In a letter written to the Chairperson on 29 October 2019, the DA had requested an urgent meeting of the Portfolio Committee to discuss the new CSE curriculum with relevant stakeholders who have shown great concern with the content of the proposed CSE. Chairperson Mbinqo-Gigaba’s response on 1 November 2019 left much to be desired. The Chairperson indicated that the Department of Education had already given the Committee a detailed presentation on the matter. The DA has since written to the Chairperson of Committees, Cedric Frolick, notifying him of the issue and further clarifying our stance.
While the DA is aware that the Department has already briefed the Committee, the outcry and concerns among parents and teachers alike require a meeting of all the relevant stakeholders and not simply a briefing from the Department. It is thus essential for the Committee to allow other relevant, and concerned stakeholders, the opportunity to display their own presentations to the Committee.
There has been much outcry over the CSE from parents and other civil organizations regarding the curriculum’s content.
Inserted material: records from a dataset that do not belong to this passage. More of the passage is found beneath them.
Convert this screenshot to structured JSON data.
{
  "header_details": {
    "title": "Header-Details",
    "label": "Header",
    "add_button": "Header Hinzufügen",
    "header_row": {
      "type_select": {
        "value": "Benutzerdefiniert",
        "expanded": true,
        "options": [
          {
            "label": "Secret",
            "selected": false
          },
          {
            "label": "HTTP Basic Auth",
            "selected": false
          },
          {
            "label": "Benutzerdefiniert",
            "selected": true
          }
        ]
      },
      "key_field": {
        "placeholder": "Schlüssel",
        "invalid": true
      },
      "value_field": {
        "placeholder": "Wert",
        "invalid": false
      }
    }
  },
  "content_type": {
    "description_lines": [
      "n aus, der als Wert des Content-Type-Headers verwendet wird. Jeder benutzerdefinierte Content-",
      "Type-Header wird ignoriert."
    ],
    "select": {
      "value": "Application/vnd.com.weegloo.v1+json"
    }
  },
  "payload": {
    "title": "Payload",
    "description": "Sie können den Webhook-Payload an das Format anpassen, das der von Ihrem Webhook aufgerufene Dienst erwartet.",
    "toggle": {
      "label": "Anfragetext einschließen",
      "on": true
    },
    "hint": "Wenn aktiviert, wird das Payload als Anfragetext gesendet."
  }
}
The CSE clearly requires an open dialogue between all the relevant stakeholders to give those who are concerned an opportunity to make presentations and to give the Department and indeed Parliament an opportunity to hear their concerns. Chairperson Mbinqo-Gigaba’s dismissal of such a request is tantamount to the active prevention of public participation in Parliament and prevents any form of open dialogue from taking place with concerned citizens.
The DA is of the view that sex education must strike a careful balance between equipping young people with the information they need to make the right choices, without unintentionally over-sexualizing learners.